І це скажу, браття, що тіло й кров посісти Божого Царства не можуть, ані тління нетління не посяде.
Doch dit zeg ik, broeders, dat vlees en bloed het Koninkrijk Gods niet beërven kunnen, en de verderfelijkheid beërft de onverderfelijkheid niet.
Ось кажу я вам таємницю: не всі ми заснемо, та всі перемінимось,
Ziet, ik zeg u een verborgenheid: wij zullen wel niet allen ontslapen, maar wij zullen allen veranderd worden;
раптом, як оком змигнути, при останній сурмі: бо засурмить вона і мертві воскреснуть, а ми перемінимось!...
In een punt des tijds, in een ogenblik, met de laatste bazuin; want de bazuin zal slaan, en de doden zullen onverderfelijk opgewekt worden, en wij zullen veranderd worden.
Мусить бо тлінне оце зодягнутись в нетління, а смертне оце зодягтися в безсмертя.
Want dit verderfelijke moet onverderfelijkheid aandoen, en dit sterfelijke moet onsterfelijkheid aandoen.
А коли оце тлінне в нетління зодягнеться, і оце смертне в безсмертя зодягнеться, тоді збудеться слово написане: Поглинута смерть перемогою!
En wanneer dit verderfelijke zal onverderfelijkheid aangedaan hebben, en dit sterfelijke zal onsterfelijkheid aangedaan hebben, alsdan zal het woord geschieden, dat geschreven is: De dood is verslonden tot overwinning.
Де, смерте, твоя перемога? Де твоє, смерте, жало?
Dood, waar is uw prikkel? Hel, waar is uw overwinning?
Жало ж смерти то гріх, а сила гріха то Закон.
De prikkel nu des doods is de zonde; en de kracht der zonde is de wet.
А Богові дяка, що Він Господом нашим Ісусом Христом перемогу нам дав.
Maar Gode zij dank, Die ons de overwinning geeft door onzen Heere Jezus Christus.

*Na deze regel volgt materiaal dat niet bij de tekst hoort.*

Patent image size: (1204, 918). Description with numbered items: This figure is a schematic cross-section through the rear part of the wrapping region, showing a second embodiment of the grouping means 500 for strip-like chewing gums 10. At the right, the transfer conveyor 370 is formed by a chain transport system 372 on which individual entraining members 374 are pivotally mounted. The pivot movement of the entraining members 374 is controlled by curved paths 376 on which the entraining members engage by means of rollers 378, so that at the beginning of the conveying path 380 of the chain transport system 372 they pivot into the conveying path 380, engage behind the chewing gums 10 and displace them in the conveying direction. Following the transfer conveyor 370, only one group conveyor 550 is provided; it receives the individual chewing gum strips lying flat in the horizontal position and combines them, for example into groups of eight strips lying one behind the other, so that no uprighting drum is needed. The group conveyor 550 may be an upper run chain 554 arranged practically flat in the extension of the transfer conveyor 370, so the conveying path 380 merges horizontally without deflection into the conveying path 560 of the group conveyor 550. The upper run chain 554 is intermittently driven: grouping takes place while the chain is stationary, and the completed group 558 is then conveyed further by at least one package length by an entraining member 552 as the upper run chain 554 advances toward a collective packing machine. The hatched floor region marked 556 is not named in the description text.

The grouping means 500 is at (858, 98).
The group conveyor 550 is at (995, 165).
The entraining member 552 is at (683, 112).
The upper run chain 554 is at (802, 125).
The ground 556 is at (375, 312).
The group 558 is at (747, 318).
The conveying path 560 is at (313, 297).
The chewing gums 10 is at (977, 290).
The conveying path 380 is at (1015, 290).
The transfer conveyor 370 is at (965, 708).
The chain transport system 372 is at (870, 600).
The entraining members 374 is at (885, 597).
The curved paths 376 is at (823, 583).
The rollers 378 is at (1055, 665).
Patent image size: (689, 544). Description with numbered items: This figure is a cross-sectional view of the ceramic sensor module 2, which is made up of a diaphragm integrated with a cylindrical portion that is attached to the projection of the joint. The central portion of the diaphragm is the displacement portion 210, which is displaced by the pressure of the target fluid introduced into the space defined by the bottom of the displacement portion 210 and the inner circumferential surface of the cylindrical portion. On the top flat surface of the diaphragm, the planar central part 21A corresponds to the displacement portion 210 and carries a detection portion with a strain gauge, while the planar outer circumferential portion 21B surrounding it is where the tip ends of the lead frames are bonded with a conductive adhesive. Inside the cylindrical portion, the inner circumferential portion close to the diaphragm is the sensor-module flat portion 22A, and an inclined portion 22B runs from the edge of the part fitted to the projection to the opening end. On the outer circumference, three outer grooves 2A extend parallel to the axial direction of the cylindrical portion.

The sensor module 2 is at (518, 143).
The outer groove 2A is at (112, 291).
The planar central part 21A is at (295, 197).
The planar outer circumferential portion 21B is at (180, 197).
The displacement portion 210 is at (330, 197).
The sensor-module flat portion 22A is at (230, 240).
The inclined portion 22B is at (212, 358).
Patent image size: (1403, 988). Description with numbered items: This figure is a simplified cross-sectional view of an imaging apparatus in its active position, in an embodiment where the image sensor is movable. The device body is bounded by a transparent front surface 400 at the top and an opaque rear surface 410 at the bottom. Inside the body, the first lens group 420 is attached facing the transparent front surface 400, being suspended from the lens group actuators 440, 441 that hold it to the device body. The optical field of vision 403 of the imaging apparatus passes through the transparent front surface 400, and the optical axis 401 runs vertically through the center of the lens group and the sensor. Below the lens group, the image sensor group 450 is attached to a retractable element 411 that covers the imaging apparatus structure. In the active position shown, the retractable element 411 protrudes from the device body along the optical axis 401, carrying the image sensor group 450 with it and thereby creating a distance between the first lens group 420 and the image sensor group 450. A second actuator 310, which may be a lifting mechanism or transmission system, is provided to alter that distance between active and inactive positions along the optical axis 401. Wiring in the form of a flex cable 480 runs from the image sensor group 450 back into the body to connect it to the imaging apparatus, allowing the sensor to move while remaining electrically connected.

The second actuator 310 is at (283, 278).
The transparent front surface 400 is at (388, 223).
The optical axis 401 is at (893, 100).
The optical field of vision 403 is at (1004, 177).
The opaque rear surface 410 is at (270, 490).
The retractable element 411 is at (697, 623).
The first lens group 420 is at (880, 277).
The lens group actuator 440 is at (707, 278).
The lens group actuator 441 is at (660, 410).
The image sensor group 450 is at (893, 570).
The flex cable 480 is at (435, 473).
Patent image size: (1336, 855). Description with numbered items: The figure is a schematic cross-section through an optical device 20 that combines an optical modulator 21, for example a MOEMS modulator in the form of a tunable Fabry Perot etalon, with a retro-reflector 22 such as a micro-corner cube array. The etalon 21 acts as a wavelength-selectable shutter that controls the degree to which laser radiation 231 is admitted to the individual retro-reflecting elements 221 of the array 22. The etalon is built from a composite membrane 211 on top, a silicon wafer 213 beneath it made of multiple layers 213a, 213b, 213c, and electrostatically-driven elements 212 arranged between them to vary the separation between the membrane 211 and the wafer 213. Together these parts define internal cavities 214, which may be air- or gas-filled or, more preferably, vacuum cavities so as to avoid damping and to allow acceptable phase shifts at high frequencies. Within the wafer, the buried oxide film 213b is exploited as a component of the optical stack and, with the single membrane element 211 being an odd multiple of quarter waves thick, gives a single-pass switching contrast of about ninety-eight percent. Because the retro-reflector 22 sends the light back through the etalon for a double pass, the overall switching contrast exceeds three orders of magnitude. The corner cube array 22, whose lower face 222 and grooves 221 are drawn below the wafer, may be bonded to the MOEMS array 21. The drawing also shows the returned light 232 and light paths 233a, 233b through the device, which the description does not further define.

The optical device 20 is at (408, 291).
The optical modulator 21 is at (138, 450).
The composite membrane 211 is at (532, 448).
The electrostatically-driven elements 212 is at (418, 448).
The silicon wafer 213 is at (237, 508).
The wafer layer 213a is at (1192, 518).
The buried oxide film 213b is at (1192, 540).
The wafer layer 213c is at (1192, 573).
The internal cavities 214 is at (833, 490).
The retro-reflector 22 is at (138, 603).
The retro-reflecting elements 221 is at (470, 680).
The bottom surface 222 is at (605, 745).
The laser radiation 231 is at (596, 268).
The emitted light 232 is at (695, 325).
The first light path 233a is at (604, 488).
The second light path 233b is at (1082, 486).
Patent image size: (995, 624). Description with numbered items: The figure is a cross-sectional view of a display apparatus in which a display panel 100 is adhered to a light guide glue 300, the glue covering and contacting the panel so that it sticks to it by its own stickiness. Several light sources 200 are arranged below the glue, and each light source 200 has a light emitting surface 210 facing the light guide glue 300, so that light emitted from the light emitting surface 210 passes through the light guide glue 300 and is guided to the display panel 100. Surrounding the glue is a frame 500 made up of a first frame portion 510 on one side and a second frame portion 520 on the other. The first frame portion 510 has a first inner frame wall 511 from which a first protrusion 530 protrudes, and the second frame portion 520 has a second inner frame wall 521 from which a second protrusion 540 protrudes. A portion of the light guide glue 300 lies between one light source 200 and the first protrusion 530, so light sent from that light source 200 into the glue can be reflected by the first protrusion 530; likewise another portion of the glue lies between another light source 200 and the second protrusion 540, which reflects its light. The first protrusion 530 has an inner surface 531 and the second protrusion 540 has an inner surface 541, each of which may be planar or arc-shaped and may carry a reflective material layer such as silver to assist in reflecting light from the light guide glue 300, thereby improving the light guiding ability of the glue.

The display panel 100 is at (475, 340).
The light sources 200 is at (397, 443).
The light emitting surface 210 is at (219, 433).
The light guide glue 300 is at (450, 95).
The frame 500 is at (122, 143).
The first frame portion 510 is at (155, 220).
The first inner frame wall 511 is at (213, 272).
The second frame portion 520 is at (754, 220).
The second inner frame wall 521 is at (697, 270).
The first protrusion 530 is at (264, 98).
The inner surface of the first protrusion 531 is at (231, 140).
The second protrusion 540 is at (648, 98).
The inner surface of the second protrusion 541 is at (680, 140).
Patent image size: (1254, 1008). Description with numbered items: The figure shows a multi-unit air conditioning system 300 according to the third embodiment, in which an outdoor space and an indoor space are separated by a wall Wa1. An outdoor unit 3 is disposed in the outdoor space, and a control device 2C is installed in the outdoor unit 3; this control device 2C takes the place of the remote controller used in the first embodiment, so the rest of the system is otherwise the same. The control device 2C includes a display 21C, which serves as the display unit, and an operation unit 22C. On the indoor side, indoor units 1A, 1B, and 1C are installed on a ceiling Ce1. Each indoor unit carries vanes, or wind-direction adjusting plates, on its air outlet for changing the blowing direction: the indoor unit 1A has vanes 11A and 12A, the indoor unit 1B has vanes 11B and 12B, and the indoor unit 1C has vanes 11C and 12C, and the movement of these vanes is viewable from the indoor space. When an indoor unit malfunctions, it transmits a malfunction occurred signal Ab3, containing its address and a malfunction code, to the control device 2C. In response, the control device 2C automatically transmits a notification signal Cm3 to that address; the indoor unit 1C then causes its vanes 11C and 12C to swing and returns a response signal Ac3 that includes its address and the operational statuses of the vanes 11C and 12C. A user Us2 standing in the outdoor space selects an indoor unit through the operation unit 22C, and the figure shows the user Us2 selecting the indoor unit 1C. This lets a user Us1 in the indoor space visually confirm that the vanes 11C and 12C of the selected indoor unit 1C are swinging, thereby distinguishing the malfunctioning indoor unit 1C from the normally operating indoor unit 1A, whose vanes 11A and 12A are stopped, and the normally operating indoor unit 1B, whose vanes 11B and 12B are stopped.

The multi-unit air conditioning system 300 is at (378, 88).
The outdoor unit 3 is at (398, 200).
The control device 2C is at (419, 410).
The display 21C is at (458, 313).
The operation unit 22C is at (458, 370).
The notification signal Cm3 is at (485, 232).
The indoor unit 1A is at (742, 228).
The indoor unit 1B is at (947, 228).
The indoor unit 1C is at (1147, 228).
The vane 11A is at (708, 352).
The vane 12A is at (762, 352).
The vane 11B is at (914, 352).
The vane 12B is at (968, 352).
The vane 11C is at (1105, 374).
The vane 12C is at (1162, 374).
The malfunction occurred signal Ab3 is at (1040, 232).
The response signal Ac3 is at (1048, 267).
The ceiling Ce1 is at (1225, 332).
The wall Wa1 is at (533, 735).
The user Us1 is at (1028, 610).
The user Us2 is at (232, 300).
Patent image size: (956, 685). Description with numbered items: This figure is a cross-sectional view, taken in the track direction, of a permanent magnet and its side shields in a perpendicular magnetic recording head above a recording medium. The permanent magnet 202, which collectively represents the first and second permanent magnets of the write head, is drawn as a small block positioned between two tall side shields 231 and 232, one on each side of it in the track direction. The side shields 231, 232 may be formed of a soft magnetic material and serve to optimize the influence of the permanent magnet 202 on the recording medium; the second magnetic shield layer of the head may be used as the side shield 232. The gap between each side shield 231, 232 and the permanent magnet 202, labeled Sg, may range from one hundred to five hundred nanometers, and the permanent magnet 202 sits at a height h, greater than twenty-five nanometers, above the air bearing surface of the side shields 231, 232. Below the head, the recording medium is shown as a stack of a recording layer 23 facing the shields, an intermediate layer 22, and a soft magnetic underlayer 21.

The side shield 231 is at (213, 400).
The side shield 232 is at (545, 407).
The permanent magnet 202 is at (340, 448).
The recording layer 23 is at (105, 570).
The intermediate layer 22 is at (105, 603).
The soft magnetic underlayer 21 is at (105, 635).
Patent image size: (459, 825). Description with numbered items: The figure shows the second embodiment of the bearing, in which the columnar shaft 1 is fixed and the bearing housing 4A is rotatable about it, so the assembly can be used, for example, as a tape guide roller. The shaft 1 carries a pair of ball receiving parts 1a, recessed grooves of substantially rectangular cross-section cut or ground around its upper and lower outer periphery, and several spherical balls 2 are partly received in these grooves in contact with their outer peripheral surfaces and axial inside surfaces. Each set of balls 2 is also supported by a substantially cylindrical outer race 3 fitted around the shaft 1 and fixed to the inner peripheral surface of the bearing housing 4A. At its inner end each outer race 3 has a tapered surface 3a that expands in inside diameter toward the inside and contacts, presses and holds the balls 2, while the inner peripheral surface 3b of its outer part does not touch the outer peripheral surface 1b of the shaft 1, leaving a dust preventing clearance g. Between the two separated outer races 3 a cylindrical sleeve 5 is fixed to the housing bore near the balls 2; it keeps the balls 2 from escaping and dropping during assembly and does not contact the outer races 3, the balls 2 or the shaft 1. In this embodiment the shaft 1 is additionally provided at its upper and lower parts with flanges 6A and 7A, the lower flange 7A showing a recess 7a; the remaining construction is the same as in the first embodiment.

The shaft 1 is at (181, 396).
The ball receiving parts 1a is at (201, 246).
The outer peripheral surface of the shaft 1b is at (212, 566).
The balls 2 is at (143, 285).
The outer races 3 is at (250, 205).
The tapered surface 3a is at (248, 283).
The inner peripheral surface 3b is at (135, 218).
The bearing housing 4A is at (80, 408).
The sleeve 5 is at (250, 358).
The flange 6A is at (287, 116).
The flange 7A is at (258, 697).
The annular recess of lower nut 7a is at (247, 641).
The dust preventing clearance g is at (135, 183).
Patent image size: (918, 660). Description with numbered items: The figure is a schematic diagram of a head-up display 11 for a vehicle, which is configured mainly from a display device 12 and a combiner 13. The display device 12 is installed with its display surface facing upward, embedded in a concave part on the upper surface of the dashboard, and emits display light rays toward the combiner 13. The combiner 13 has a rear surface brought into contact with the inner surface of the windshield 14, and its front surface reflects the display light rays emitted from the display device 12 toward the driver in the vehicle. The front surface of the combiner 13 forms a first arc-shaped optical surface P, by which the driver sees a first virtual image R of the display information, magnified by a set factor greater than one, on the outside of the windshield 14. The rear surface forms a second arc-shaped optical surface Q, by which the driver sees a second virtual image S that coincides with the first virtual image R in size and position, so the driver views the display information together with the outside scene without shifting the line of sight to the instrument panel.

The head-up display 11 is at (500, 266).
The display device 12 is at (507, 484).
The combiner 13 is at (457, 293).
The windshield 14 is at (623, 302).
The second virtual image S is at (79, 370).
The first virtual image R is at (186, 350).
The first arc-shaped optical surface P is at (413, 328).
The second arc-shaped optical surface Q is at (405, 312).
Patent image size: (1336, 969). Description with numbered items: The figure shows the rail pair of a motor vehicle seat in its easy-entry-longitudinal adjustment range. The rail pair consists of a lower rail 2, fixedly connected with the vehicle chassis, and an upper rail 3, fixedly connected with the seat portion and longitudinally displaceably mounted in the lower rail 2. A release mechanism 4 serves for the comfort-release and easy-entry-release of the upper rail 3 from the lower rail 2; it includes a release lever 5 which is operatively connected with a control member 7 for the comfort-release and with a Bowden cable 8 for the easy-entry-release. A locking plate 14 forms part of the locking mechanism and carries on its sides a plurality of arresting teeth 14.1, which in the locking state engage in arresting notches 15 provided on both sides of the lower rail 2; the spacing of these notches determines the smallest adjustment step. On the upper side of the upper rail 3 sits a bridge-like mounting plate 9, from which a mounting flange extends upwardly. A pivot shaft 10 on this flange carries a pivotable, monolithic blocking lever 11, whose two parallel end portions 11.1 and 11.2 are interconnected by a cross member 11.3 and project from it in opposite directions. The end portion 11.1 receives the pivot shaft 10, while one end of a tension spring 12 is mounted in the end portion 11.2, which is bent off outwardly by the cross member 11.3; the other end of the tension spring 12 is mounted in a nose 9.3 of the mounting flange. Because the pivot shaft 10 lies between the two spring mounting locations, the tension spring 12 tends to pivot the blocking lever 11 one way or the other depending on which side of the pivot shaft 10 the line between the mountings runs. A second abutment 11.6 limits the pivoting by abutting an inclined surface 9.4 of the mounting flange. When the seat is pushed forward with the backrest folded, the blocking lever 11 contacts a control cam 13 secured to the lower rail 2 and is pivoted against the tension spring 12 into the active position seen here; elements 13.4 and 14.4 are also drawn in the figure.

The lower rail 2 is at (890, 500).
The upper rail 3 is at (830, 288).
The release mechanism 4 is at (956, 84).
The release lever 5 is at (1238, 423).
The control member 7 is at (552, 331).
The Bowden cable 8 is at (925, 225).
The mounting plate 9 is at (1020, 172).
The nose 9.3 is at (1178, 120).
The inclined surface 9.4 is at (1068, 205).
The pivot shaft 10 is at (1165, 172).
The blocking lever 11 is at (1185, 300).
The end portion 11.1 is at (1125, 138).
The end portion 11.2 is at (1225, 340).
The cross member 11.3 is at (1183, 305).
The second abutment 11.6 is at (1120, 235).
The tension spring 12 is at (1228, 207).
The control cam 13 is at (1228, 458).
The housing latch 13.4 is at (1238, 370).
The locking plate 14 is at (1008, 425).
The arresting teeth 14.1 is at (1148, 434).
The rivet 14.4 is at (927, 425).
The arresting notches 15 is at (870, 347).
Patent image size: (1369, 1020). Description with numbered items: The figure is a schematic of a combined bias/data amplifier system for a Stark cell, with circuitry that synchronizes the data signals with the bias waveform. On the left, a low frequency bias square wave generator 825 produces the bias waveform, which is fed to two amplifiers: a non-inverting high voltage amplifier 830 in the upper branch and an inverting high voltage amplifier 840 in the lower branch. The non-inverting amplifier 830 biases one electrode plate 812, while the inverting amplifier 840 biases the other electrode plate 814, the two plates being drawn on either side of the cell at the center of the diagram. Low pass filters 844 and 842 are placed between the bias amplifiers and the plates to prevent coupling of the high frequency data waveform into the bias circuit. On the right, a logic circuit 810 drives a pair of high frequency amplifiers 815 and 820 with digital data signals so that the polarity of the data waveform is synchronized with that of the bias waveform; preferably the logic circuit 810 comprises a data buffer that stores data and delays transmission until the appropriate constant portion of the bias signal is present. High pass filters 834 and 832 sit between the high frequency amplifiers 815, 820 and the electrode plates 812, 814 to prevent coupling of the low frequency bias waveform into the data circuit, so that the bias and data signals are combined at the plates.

Отож, брати любі мої, будьте міцні, непохитні, збагачуйтесь завжди в Господньому ділі, знаючи, що ваша праця не марнотна у Господі!
Zo dan, mijn geliefde broeders! Zijt standvastig, onbewegelijk, altijd overvloedig zijnde in het werk des Heeren, als die weet, dat uw arbeid niet ijdel is in den Heere.